What would happen to your club if you lost your flying field? Two clubs and two answers to the problem … The Olympic Radio Control Association (ORCA) and the Society of Antique Modelers (SAM) 8 have found answers to keep them alive in adverse times.

Rick Magnuson reports that ORCA has transformed itself from a landbased flying club to its namesake, a water-based flying club.


This transformation was not caused by an overwhelming desire to honor the orca, but because the club lost use of its flying field. The landowner needed six months and an area in which to place some 10,000 truckloads of dredge material from a cleanup project from a former Port Gamble sawmill site and its adjacent waters.

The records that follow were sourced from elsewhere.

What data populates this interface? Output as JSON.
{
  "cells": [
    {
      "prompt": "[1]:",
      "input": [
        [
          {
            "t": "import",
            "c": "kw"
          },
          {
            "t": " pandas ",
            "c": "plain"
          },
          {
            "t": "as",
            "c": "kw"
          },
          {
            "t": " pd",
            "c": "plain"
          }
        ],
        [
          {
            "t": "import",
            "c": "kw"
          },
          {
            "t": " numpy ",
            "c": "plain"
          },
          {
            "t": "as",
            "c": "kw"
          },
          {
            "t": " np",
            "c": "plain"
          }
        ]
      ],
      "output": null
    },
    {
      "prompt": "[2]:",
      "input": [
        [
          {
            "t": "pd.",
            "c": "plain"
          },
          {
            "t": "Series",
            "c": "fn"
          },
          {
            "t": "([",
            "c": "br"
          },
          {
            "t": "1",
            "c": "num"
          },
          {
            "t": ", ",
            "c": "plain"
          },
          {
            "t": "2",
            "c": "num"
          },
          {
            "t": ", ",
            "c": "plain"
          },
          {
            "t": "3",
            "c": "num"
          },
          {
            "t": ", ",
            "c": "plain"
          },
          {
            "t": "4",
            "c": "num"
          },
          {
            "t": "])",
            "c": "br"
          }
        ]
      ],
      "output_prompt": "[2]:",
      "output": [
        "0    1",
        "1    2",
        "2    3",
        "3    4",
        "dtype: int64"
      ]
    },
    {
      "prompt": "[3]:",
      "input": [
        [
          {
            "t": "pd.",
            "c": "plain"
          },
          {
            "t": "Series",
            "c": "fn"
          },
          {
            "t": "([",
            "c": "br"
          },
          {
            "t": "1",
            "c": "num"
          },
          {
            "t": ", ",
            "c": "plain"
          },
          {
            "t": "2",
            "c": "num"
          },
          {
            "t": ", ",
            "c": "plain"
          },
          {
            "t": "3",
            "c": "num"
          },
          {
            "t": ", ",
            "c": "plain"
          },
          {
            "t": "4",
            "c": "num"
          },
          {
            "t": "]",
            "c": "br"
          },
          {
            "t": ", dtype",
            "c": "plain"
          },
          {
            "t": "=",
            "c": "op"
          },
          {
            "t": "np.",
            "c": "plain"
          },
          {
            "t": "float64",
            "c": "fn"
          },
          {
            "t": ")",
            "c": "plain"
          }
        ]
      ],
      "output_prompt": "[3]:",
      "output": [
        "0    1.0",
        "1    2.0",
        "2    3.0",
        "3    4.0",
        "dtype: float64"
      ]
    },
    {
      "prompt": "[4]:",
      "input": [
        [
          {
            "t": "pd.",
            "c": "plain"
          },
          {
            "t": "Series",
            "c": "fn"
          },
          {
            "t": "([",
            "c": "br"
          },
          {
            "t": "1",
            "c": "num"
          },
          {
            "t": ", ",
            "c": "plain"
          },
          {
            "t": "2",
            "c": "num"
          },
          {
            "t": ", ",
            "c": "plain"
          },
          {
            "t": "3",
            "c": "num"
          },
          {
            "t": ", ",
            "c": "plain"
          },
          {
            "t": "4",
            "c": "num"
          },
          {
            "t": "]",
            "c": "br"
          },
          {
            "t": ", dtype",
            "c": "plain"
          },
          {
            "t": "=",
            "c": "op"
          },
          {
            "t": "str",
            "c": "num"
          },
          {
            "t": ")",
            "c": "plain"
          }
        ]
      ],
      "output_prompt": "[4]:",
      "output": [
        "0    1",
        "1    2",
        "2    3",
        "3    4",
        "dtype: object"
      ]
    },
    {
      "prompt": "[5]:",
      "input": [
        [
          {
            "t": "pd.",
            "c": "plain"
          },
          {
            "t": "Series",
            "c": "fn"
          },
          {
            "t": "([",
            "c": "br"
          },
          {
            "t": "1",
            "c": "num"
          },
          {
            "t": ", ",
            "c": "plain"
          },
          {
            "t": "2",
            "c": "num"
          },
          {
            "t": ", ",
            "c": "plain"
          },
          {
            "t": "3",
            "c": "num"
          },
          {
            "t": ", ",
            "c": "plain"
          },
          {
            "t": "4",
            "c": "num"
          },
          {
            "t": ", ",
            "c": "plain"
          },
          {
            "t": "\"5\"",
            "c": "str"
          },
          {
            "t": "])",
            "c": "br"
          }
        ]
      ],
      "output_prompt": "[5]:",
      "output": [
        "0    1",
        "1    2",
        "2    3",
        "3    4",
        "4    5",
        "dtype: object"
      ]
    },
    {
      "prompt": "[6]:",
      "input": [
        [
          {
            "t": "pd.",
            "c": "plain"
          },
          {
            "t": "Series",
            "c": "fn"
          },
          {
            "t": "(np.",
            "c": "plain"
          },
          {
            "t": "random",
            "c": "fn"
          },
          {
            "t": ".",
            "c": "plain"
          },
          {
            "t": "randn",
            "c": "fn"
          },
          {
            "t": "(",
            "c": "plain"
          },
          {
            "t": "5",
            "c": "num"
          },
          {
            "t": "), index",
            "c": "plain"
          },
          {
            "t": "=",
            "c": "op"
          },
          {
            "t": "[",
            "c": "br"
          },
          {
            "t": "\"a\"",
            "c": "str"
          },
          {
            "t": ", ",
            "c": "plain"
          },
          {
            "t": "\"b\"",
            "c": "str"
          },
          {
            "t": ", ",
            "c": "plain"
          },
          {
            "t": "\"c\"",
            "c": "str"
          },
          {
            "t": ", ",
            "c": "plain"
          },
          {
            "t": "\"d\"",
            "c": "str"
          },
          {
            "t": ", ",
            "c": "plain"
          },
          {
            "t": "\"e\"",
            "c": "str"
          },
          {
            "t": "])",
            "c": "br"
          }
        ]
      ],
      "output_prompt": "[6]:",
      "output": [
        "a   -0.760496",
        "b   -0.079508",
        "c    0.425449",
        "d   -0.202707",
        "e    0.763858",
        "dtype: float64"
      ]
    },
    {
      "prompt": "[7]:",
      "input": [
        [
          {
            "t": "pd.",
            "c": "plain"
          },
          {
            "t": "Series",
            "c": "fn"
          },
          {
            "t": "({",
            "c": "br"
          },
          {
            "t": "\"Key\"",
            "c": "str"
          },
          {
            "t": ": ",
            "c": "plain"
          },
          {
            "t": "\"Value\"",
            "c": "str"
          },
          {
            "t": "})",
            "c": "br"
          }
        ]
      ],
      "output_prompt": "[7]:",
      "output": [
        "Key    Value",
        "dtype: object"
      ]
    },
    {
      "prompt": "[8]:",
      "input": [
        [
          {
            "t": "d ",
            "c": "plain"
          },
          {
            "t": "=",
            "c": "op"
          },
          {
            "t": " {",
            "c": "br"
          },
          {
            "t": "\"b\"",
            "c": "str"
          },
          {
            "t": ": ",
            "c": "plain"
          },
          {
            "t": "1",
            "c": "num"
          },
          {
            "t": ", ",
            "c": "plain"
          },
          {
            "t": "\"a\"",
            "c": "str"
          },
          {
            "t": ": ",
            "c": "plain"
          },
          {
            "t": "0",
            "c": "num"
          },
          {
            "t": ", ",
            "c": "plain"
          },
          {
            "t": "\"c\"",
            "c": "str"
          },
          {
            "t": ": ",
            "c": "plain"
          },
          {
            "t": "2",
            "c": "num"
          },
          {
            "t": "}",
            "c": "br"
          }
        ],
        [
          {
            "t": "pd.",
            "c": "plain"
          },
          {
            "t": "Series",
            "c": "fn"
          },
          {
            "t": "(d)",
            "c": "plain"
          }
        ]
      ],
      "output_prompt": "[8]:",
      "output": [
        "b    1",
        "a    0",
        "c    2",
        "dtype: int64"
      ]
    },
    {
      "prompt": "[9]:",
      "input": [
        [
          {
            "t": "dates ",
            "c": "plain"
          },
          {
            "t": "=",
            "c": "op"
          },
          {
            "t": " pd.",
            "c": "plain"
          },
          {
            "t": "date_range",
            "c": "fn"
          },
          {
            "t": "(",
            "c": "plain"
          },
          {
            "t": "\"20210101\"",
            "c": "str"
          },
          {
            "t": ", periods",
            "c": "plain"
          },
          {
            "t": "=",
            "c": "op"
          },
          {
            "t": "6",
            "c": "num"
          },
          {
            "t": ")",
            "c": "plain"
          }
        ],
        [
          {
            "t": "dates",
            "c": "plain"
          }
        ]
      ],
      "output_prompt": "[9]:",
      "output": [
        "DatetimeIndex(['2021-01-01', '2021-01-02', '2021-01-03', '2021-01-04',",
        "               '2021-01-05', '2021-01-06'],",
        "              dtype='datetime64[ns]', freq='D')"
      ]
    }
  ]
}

As a result, the original runway has gained some altitude. It is now roughly 20 feet higher, but it remains to be seen if the club will be allowed back after the project is completed.

In the meantime, club members are actively looking for another site, but open spaces are a premium on the Kitsap Peninsula in the state of Washington. To continue flying, the club has increased the number of floatfly events it holds. Fortunately, the club has two lakes, both located on the picturesque Olympic Peninsula, from which to fly.

To keep flying from a field, several ORCA members have also joined the Tri-Area RC Flyers club, which is located on the Olympic Peninsula. In the true spirit of model aviation, it made sense for ORCA to invite all Tri-Area RC Flyers members to join in on the fun on the water.

Now the club’s float-flys are even more enjoyable with both clubs flying.

In addition to these pictures of a recent float-fly, there is a YouTube video of 90-year-old Ray Hockley flying at Leland Lake:

SAM 8 lost its big contest flying site at Hearts Lake Prairie on Joint Base Lewis-McChord in Washington state. Since then, club members have found several small fields, but nothing like the prairie!

The president of SAM 8 has negotiated with a Kirkland, Washington, middle school for several winter build-and-fly sessions at the school. Club members have an open fly time before they mentor students during their building and flying session. It’s hard to tell who has more fun during these sessions.